OK, so you're invited. Why not just skip?

It's not that easy. For one thing, young people often conflate their "self-worth" with "the time and money they spend on their friend group," the Journal explained, per financial therapist Ashley Agnew. "They're putting their personal value on what they're providing to their friends and how they're being perceived by their friends," which can make it incredibly difficult to say no, Agnew said. And that pressure only doubles if you're a bridesmaid, a blood relative, or an incoming in-law. How do you turn down a once-in-a-lifetime event?

"I hate when people say, 'Just don't go,'" one source told Fortune. "Since over-the-top bachelorette parties have become normalized — and are now the new standard — I feel like it is an expectation that you will attend unless you had a prior commitment. You can't simply say no without a good excuse."
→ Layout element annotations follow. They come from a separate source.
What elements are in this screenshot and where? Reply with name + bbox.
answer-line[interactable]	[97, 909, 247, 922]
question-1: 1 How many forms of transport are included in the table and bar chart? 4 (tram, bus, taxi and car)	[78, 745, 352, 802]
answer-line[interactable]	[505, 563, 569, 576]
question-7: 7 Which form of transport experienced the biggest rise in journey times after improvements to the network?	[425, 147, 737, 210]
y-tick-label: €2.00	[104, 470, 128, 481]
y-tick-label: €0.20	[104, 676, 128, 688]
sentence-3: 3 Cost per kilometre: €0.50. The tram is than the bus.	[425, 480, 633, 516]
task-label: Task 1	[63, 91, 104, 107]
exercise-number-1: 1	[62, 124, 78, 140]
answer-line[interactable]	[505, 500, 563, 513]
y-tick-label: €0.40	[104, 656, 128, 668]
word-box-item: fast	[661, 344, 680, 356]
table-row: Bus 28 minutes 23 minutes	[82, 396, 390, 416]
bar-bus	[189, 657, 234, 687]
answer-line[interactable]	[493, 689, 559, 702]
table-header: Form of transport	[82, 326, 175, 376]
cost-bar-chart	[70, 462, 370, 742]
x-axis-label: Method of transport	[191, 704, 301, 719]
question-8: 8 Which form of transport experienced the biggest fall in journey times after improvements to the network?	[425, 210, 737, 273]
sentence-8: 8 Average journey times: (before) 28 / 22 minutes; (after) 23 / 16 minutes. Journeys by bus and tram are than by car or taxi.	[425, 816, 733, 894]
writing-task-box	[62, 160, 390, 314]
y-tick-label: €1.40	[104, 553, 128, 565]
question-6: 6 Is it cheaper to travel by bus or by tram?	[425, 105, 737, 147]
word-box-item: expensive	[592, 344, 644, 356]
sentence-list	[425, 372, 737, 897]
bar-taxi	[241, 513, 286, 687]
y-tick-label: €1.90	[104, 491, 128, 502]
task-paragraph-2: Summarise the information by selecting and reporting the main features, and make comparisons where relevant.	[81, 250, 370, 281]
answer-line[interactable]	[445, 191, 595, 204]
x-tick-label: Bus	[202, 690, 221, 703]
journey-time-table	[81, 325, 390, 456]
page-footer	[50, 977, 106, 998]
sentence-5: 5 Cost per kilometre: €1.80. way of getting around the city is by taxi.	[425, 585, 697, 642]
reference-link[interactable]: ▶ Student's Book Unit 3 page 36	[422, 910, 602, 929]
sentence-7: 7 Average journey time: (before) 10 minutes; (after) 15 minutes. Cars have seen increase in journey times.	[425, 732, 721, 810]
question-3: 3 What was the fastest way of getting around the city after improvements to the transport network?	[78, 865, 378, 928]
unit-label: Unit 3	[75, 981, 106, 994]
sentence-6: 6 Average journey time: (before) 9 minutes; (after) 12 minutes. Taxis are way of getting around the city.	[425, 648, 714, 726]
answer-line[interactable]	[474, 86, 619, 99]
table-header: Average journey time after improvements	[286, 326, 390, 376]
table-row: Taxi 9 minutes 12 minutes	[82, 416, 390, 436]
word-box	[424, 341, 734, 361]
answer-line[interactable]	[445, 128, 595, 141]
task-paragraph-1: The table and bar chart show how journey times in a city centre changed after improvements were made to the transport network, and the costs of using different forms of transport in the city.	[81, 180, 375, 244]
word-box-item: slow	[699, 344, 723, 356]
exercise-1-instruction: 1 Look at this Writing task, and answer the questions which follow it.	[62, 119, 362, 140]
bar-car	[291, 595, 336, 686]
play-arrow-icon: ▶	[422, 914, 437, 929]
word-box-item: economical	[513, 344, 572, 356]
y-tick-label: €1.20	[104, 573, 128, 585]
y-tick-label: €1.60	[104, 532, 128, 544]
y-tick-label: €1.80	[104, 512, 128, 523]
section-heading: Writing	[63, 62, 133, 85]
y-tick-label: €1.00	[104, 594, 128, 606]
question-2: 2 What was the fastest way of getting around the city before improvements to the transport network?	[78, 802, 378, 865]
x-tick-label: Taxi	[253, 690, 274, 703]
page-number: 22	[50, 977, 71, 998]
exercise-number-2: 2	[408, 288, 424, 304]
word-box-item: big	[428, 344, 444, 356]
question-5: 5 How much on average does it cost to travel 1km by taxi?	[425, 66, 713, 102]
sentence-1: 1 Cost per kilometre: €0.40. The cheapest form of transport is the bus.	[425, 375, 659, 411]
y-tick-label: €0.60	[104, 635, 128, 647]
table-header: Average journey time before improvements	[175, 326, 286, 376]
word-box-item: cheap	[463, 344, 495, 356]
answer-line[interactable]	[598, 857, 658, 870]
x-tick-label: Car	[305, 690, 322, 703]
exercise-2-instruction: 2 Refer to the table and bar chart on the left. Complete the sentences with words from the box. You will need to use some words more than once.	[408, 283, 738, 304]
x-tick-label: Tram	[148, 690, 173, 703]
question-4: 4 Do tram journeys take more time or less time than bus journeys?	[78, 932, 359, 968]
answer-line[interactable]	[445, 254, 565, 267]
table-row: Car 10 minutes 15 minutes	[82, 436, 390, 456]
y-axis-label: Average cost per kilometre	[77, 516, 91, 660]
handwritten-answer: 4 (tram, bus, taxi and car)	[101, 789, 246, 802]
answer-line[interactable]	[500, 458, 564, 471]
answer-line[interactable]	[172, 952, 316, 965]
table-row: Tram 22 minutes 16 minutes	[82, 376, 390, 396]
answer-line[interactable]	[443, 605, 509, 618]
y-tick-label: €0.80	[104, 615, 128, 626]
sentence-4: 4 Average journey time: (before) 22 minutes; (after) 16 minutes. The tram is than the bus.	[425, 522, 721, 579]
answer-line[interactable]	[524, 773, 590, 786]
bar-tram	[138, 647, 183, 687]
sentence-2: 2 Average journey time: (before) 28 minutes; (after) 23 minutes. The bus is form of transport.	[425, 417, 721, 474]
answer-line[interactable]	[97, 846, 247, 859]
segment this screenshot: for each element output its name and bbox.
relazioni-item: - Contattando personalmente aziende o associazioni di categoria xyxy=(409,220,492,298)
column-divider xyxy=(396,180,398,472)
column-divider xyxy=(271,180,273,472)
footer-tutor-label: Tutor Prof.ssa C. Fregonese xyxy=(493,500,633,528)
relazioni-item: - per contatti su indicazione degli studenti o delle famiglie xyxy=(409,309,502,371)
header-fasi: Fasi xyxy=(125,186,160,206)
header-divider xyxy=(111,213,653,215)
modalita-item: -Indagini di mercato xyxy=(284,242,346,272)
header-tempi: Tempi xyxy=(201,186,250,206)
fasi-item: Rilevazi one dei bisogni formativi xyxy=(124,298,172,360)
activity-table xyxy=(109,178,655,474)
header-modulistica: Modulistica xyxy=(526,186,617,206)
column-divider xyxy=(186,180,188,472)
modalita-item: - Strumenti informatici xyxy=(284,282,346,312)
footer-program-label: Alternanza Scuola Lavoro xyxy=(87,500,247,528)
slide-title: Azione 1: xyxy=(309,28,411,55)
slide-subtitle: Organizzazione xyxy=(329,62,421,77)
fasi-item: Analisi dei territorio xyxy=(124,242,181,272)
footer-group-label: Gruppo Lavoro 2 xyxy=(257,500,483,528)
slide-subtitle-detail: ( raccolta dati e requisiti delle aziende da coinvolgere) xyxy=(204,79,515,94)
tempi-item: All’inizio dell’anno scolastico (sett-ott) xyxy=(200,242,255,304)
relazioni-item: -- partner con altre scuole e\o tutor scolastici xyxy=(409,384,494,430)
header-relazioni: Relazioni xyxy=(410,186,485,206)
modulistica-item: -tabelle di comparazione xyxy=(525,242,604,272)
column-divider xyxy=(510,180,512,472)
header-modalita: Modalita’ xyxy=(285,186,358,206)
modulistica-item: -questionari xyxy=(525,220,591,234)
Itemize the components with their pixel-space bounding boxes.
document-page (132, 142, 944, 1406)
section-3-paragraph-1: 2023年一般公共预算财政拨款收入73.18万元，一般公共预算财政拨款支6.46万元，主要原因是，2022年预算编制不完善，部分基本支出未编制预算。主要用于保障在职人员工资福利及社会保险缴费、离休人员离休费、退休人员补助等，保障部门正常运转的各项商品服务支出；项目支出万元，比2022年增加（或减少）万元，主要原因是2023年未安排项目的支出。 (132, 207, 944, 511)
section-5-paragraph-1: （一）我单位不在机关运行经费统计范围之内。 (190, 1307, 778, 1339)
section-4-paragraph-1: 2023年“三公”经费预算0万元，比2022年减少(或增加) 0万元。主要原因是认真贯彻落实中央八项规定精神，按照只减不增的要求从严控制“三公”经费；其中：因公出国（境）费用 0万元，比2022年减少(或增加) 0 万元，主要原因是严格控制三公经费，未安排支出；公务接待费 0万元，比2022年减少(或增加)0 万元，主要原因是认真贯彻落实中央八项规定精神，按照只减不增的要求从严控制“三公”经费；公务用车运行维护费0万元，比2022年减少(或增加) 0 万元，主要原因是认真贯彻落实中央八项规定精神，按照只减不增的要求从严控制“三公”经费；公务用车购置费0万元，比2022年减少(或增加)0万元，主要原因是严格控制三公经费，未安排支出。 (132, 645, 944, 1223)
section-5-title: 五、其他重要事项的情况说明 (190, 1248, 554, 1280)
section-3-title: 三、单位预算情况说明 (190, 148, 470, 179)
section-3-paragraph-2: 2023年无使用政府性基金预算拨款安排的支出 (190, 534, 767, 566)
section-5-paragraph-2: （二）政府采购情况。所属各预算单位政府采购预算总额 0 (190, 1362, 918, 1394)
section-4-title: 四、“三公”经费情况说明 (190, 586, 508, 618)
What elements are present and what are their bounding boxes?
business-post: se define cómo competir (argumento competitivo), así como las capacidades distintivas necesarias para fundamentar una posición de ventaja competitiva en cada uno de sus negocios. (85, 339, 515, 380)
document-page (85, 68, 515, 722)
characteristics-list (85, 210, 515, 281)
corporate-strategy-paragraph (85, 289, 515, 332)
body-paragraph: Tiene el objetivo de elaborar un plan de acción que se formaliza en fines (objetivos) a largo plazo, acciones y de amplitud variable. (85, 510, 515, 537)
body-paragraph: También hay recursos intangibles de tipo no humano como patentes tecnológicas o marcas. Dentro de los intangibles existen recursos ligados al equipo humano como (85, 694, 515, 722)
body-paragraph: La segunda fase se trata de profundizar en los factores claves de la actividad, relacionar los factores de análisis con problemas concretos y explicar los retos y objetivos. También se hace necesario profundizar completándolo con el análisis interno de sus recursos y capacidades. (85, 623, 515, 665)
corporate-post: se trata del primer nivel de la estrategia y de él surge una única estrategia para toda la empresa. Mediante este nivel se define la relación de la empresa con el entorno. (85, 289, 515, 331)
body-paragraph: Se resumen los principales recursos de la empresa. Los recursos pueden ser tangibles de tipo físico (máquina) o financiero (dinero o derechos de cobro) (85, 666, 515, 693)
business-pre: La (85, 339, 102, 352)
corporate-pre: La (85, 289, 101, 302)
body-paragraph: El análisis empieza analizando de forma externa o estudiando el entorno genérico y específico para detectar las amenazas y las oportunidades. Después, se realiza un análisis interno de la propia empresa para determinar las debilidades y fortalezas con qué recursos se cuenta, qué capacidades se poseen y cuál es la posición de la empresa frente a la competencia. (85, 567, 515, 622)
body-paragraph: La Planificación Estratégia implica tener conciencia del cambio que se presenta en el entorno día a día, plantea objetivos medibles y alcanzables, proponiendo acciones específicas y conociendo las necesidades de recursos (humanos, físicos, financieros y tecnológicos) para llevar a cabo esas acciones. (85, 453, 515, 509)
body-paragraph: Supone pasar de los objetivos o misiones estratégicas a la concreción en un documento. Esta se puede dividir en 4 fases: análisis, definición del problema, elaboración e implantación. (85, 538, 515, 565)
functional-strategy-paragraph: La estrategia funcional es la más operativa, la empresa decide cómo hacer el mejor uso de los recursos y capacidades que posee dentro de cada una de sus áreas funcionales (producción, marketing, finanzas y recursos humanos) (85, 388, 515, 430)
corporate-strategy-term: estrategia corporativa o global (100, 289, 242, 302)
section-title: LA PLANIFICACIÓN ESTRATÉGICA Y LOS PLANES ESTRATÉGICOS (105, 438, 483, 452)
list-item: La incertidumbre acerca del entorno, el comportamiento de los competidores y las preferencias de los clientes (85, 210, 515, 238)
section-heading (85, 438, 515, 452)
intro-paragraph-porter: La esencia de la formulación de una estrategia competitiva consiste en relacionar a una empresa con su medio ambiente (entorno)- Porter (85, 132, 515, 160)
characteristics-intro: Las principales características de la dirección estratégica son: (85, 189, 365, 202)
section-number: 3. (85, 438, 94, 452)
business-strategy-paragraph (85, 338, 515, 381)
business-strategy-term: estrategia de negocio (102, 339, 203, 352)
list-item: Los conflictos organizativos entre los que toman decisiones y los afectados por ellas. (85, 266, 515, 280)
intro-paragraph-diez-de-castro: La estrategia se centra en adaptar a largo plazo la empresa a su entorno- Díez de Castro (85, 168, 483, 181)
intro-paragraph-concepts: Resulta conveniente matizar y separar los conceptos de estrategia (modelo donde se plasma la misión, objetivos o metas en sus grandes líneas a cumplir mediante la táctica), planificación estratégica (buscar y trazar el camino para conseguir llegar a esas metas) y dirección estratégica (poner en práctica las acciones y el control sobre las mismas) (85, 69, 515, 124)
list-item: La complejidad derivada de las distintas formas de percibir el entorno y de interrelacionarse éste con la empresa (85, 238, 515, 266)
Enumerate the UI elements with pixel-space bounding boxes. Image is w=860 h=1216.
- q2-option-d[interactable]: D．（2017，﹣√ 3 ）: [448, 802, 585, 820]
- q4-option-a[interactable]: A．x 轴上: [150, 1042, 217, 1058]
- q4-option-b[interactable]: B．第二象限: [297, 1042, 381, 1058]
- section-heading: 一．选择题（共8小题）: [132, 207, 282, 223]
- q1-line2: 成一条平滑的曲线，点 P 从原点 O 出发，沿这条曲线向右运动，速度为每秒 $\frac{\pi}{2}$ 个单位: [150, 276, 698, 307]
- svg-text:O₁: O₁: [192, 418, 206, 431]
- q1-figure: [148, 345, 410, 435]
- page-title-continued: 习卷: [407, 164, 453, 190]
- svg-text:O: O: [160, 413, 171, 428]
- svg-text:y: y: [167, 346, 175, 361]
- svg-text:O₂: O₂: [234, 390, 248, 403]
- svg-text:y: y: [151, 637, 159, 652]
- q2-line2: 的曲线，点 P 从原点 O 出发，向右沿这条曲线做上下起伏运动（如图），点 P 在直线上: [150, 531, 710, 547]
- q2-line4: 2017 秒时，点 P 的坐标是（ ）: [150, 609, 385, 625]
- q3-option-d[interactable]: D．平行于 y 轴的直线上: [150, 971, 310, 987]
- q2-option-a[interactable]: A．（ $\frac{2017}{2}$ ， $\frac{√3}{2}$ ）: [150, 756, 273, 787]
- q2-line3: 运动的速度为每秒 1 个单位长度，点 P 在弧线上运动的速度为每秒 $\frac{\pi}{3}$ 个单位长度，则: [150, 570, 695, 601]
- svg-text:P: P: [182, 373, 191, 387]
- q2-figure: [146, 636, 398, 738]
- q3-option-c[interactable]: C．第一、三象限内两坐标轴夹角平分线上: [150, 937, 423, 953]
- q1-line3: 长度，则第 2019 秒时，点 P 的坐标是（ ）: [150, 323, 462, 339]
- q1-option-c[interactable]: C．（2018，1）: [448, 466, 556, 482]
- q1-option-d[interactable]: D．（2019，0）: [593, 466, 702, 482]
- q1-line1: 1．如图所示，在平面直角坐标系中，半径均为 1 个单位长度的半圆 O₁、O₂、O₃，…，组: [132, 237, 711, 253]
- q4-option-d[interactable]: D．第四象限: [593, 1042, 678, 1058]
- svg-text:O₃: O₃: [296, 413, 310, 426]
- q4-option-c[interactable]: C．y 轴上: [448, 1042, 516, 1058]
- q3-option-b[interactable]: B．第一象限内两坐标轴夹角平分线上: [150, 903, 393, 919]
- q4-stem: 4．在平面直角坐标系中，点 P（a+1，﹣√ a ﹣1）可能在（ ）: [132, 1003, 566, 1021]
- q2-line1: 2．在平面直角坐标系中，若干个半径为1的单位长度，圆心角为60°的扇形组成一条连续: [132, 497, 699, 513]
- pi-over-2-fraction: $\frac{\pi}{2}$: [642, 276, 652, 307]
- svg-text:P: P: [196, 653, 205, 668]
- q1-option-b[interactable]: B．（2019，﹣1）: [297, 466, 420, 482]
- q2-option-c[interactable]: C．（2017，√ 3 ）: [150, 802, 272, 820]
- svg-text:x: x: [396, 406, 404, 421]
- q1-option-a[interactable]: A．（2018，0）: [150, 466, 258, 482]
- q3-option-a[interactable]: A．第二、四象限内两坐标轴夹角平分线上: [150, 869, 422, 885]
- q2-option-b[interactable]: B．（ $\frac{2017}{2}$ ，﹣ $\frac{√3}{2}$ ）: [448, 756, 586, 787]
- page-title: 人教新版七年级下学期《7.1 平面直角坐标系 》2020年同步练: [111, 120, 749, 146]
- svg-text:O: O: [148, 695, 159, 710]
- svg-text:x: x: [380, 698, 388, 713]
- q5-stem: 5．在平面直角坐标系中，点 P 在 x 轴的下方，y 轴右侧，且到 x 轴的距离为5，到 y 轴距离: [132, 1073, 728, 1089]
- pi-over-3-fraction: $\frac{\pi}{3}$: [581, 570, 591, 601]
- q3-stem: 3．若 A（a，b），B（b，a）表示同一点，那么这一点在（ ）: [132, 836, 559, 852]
If I do want to go, how can I make it work financially?

It might involve a few uncomfortable conversations (or, at the very least, some vulnerability), but there are a few things guests can do to get ahead of bachelorette debt. Charlotte Cowles, the financial advice columnist for The Cut, suggested arriving to the party a day late (if possible), or reaching out "to whoever's organizing the itinerary" and saying "that you can't quite swing spending more than X amount." Or, added financial adviser Colin Moynahan, try outlining your expenses ahead of time, so you can make a spending plan that allows you to attend the festivities stress-free. But if all else fails, said Agnew, the financial therapist, prioritize the actual wedding above everything else. Try telling the bride, "Because it's so important for me to be there for the wedding, I'll do that even if it means sacrificing the party because that's the real celebration," she suggested, per the Journal.